Wednesday, March 16, 2005

A Note on Heritage

The big family trip wrapped up today at about 5:00 p.m. with much relief and four very tired bodies happy to see their own beds. We left last Saturday and travelled to Page, Arizona and then, on Sunday, we drove to Durango, Colorado with brief stops at Navajo National Monument, Four Corners Tribal Park, and the Dominguez and Escalante Ruins outside of Cortez. Monday we woke the kids up early and dragged them to Aztec, New Mexico, and then North to Silverton before we exhaustedly returned to our digs in Durango. Tuesday, we left Durango and spent a good portion of the day in Mesa Verde National Park before we drove to Blanding, Utah. After a much needed pitstop in Blanding, we woke up this morning and high-tailed it home.

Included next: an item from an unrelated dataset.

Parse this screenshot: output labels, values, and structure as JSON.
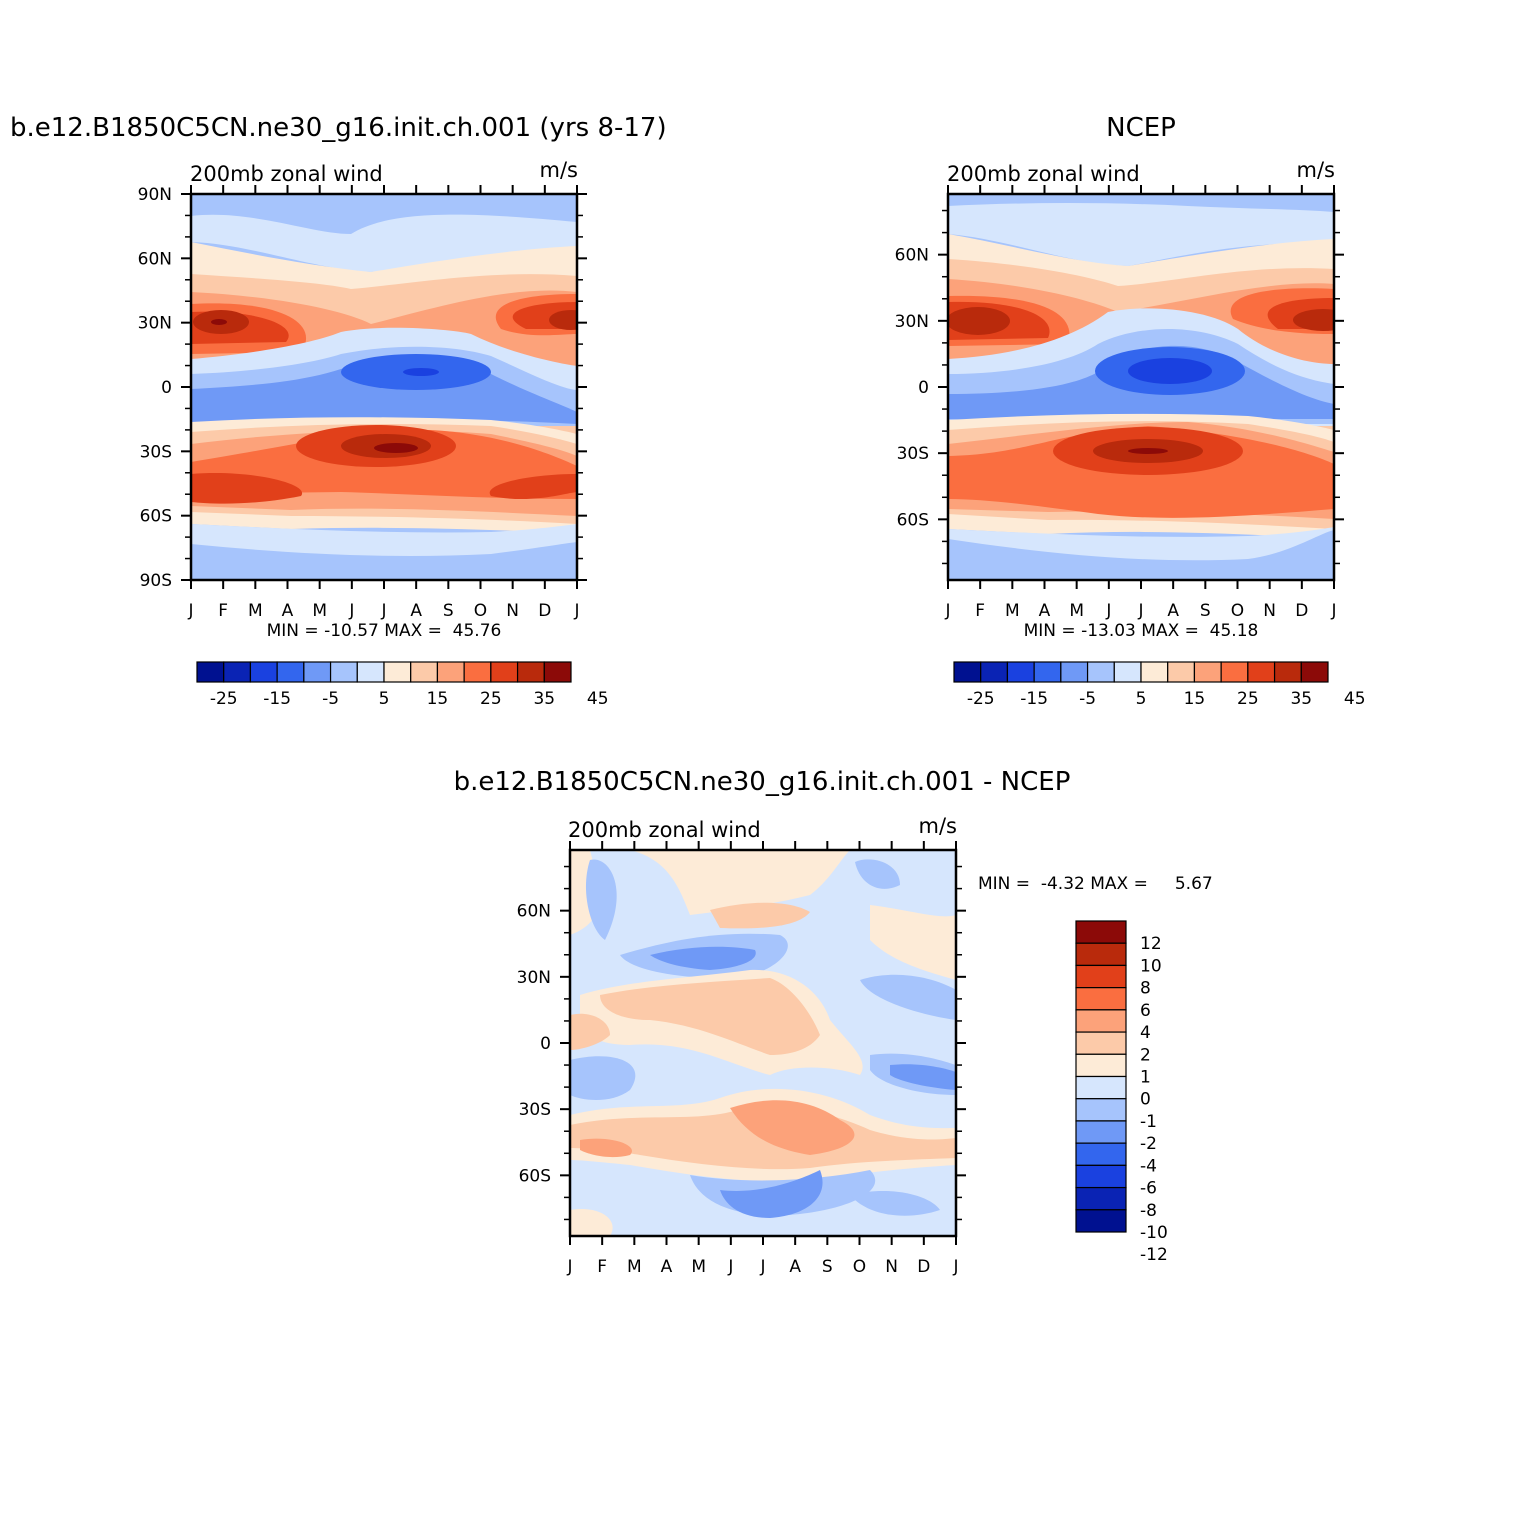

Now that the travelogue is complete, I want to focus a bit on the importance of a family heritage. Yesterday evening I visited the grave of my grandfather and showed it to my little girl and my stepdaughter. Naturally, it meant very little to them as they didn't know my granddad, but just the act of introducing them to my heritage was significant and satisfying.

Along those same lines, this morning, I had the opportunity to show my girls the ruins of my great great grandfather's house in an historic district in Bluff, Utah. The ruins were slightly more impressive than the grave marker so I recieved a more enthusiastic response than yesterday. I proudly loaded the girls into the minivan and smiled. I'm blessed with a last name imbued with honor that was passed down.

As I drove home across the Navajo Nation thinking about my heritage, I wondered about the heritage of the men and women who spend their lives on the reservation. Is it a proud and honored heritage? Do their children know it? I suspect that some parents share it and others don't. I suspect some children listen and others don't. I wonder if my children will know the importance of their heritage.

This topic of heritage seemed to dominate my thoughts during my trip. Do I carry the badge of my heritage? Would my ancestors be proud of how I honor the name they gave me? How do I honor them? Just questions I asked as I cut through the canyons and rode over the mesas.